The TechCrunch article, quoting Dicko, reports that the company reached a six-figure ARR before closing the seed round.
The Sugar app apparently serves both the resident and apartment owner. For the resident, the app includes tools to interact with other residents. There isn’t much detail on how they do this.
Sugar also offers practical features in the app that include paying rent, submitting maintenance requests, and remote keyless entry to apartments. These features remind us a bit of another company we’ve written about called Home365.
Apartment owners also have access to a dashboard they can use to manage their tenant operations. Sugar claims it currently works with property companies that together manage more than 655 properties and 150,000 active doors in 22 states.
Will it Work?
Sugar seems to be off to a good start. But we think it might face a few challenges.
First, can a pandemic-specific business survive beyond it? It seems to be on its way with an app that has some real utility, regardless of whether the world is open or shut down. However, paying rent and keyless entry seem like easily copied features. In the TechCruch article, Dicko does claim that its ability to integrate with keyless hardware companies is a differentiator.

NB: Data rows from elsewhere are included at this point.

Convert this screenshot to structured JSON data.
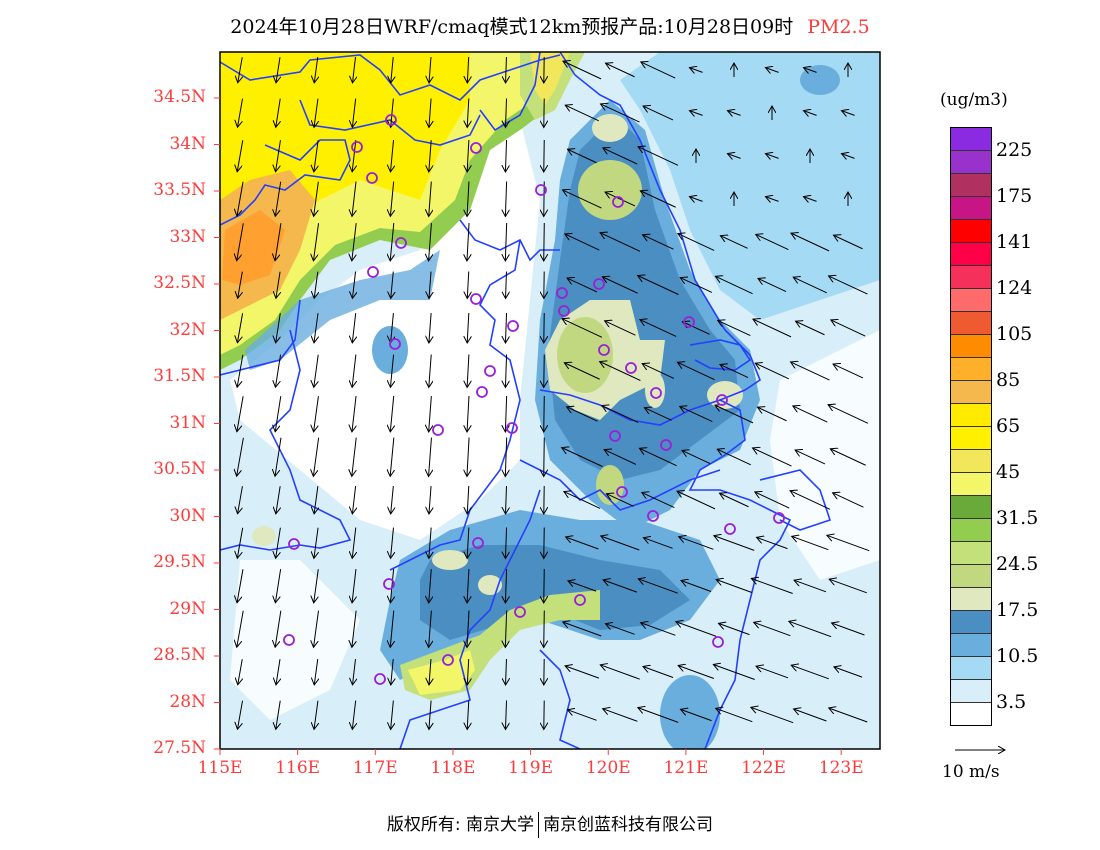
{
  "title": {
    "main": "2024年10月28日WRF/cmaq模式12km预报产品:10月28日09时",
    "species": "PM2.5"
  },
  "axes": {
    "lat_labels": [
      "34.5N",
      "34N",
      "33.5N",
      "33N",
      "32.5N",
      "32N",
      "31.5N",
      "31N",
      "30.5N",
      "30N",
      "29.5N",
      "29N",
      "28.5N",
      "28N",
      "27.5N"
    ],
    "lon_labels": [
      "115E",
      "116E",
      "117E",
      "118E",
      "119E",
      "120E",
      "121E",
      "122E",
      "123E"
    ],
    "lat_range": [
      27.5,
      35.0
    ],
    "lon_range": [
      115.0,
      123.5
    ]
  },
  "colorbar": {
    "unit": "(ug/m3)",
    "labels": [
      "225",
      "175",
      "141",
      "124",
      "105",
      "85",
      "65",
      "45",
      "31.5",
      "24.5",
      "17.5",
      "10.5",
      "3.5"
    ],
    "colors": [
      "#8a2be2",
      "#9932cc",
      "#b03060",
      "#c71585",
      "#ff0000",
      "#ff0048",
      "#f5305a",
      "#ff6a6a",
      "#f05a30",
      "#ff8c00",
      "#ffb02a",
      "#f5b84c",
      "#ffea00",
      "#fff000",
      "#f2e65a",
      "#f4f66a",
      "#6aaa3a",
      "#92cd50",
      "#c4e07a",
      "#c2d880",
      "#e0e8c0",
      "#4a8ec2",
      "#6aaede",
      "#a4daf4",
      "#d8eef8",
      "#ffffff"
    ]
  },
  "wind_scale": {
    "label": "10 m/s"
  },
  "colors": {
    "boundary": "#2440ff",
    "city_marker": "#9a20d8",
    "axis_label": "#ff3a3a"
  },
  "footer": {
    "left": "版权所有: 南京大学",
    "right": "南京创蓝科技有限公司"
  }
}
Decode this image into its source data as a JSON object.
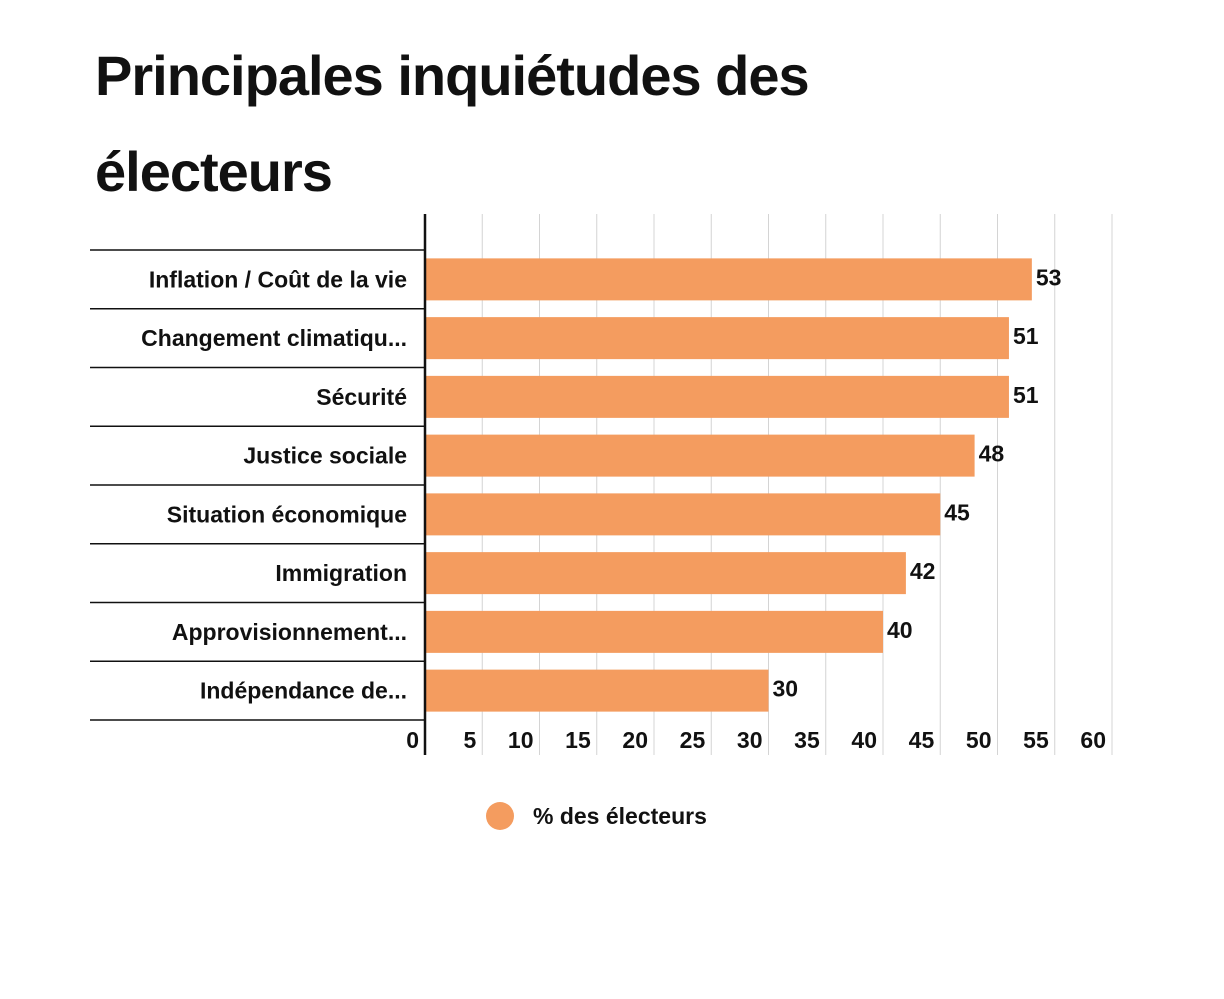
{
  "chart_data": {
    "type": "bar",
    "orientation": "horizontal",
    "title": "Principales inquiétudes des électeurs",
    "categories": [
      "Inflation / Coût de la vie",
      "Changement climatiqu...",
      "Sécurité",
      "Justice sociale",
      "Situation économique",
      "Immigration",
      "Approvisionnement...",
      "Indépendance de..."
    ],
    "series": [
      {
        "name": "% des électeurs",
        "values": [
          53,
          51,
          51,
          48,
          45,
          42,
          40,
          30
        ],
        "color": "#F49C5F"
      }
    ],
    "xlim": [
      0,
      60
    ],
    "xticks": [
      0,
      5,
      10,
      15,
      20,
      25,
      30,
      35,
      40,
      45,
      50,
      55,
      60
    ],
    "grid": true,
    "legend": "bottom-center",
    "xlabel": "",
    "ylabel": ""
  }
}
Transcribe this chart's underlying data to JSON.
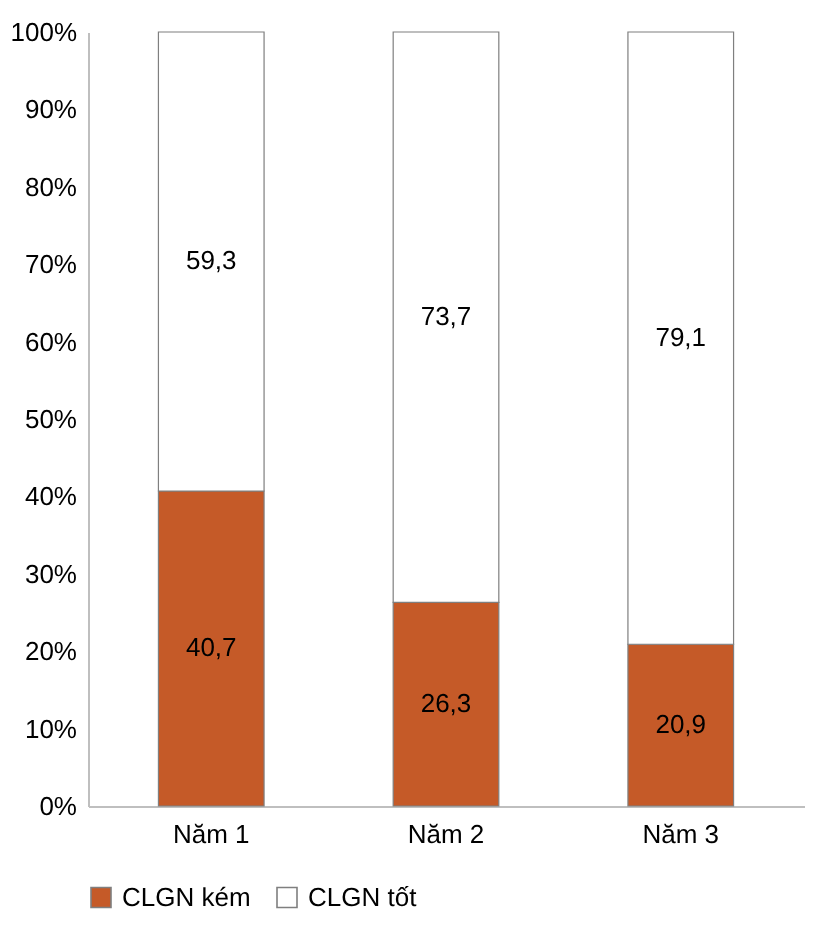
{
  "chart_data": {
    "type": "bar",
    "stacked": true,
    "categories": [
      "Năm 1",
      "Năm 2",
      "Năm 3"
    ],
    "series": [
      {
        "name": "CLGN kém",
        "color": "#c55a28",
        "values": [
          40.7,
          26.3,
          20.9
        ],
        "value_labels": [
          "40,7",
          "26,3",
          "20,9"
        ]
      },
      {
        "name": "CLGN tốt",
        "color": "#ffffff",
        "values": [
          59.3,
          73.7,
          79.1
        ],
        "value_labels": [
          "59,3",
          "73,7",
          "79,1"
        ]
      }
    ],
    "ylim": [
      0,
      100
    ],
    "yticks": [
      {
        "value": 0,
        "label": "0%"
      },
      {
        "value": 10,
        "label": "10%"
      },
      {
        "value": 20,
        "label": "20%"
      },
      {
        "value": 30,
        "label": "30%"
      },
      {
        "value": 40,
        "label": "40%"
      },
      {
        "value": 50,
        "label": "50%"
      },
      {
        "value": 60,
        "label": "60%"
      },
      {
        "value": 70,
        "label": "70%"
      },
      {
        "value": 80,
        "label": "80%"
      },
      {
        "value": 90,
        "label": "90%"
      },
      {
        "value": 100,
        "label": "100%"
      }
    ],
    "grid": false,
    "legend": "bottom"
  }
}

Another possible headwind is that, at least in many communities, it’s a seller’s market for apartments. Will enough property owners feel the need to build a community when they have low vacancy rates and rents are rising? This is a cyclical concern right now. But it may make selling Sugar a bigger challenge than ideal. Again, the practical features may save the day here if Sugar can stave off the inevitable competition.
Clearly, some smart investors are betting that these headwinds are a mere breeze.